The agreement “has the potential to address serious medical needs” in developing countries, Pender said afterward. It provides a complementary mechanism to the existing system, he said.
“I think this is good news,” said Tido von Schoen-Angerer, executive director of the Médecins Sans Frontières access to essential medicines campaign. “The way it continues to be open for discussion for an R&D treaty, a number of countries expressed their interest.”
“Now the important thing is for the expert working group to sincerely consider this, and the expectation is for the Executive Board” to address it at its next meeting in January, he told Intellectual Property Watch.
On funding, he said a biomedical R&D treaty would contribute, and said there is a need for a look at “burden-sharing” as some countries like the United States are already making significant contributions.
Meanwhile, NGOs Health Action International and IQsensato this week issued a proposed way for countries to monitor implementation of the strategy and action plan. The proposal is available here.

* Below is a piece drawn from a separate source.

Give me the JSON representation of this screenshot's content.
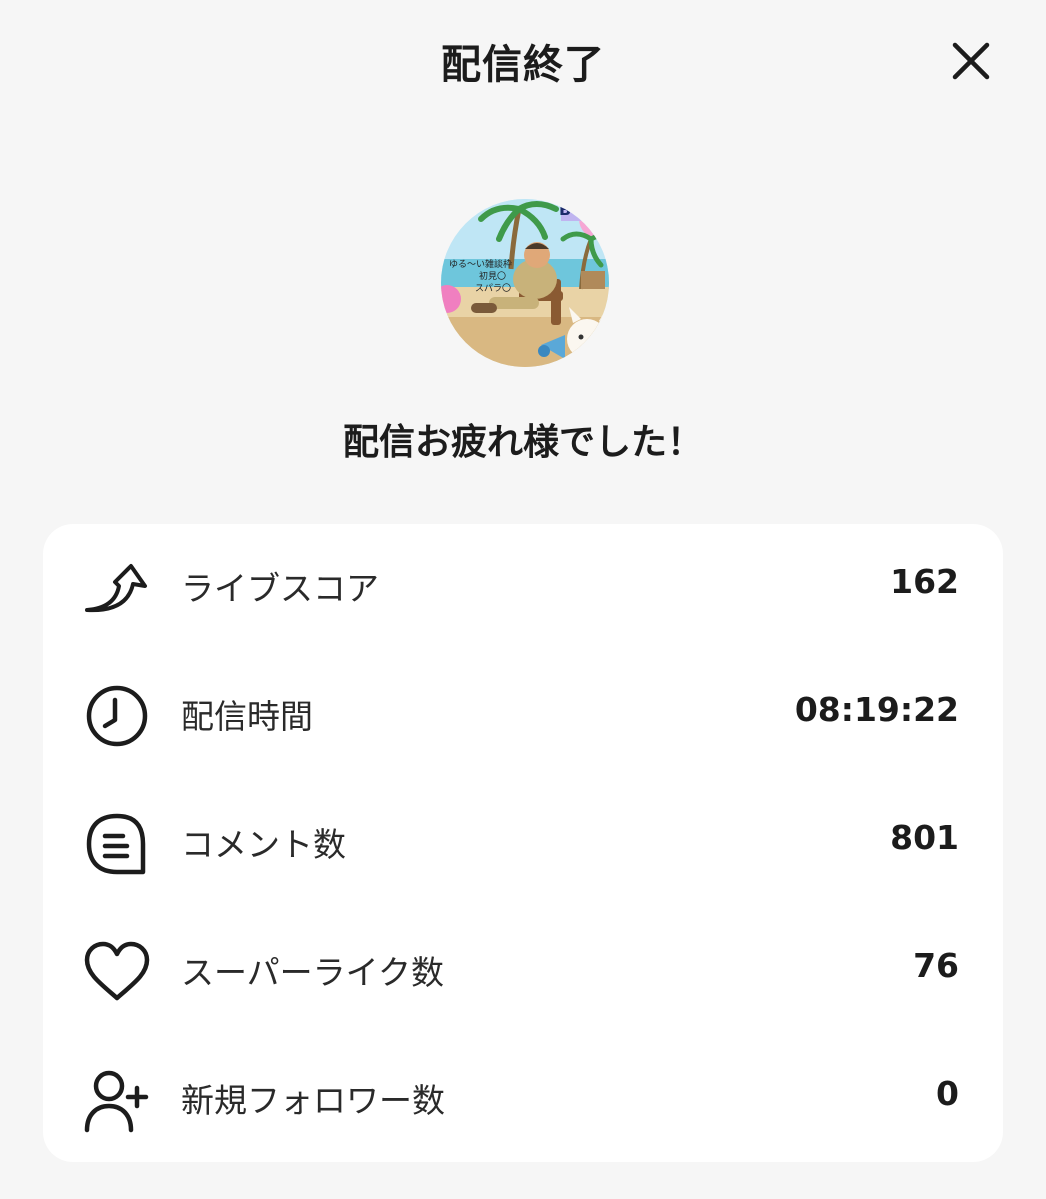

Separately, a draft resolution on prevention and control of multidrug-resistant tuberculosis and extensively drug-resistant tuberculosis approved in committee included an added paragraph tying the process to the IP and innovation strategy and action plan. The added paragraph called for “ensuring affordability of these new products by de-linking cost of research and development from the prices of health products.” This echoes the effort to look for alternative funding mechanisms, and reflects the need for new mechanisms to achieve the scale-up that is called for, according to Schoen-Angerer.
Furthermore, a draft resolution on traditional medicine also included references to the global strategy and plan of action on public health, innovation and intellectual property.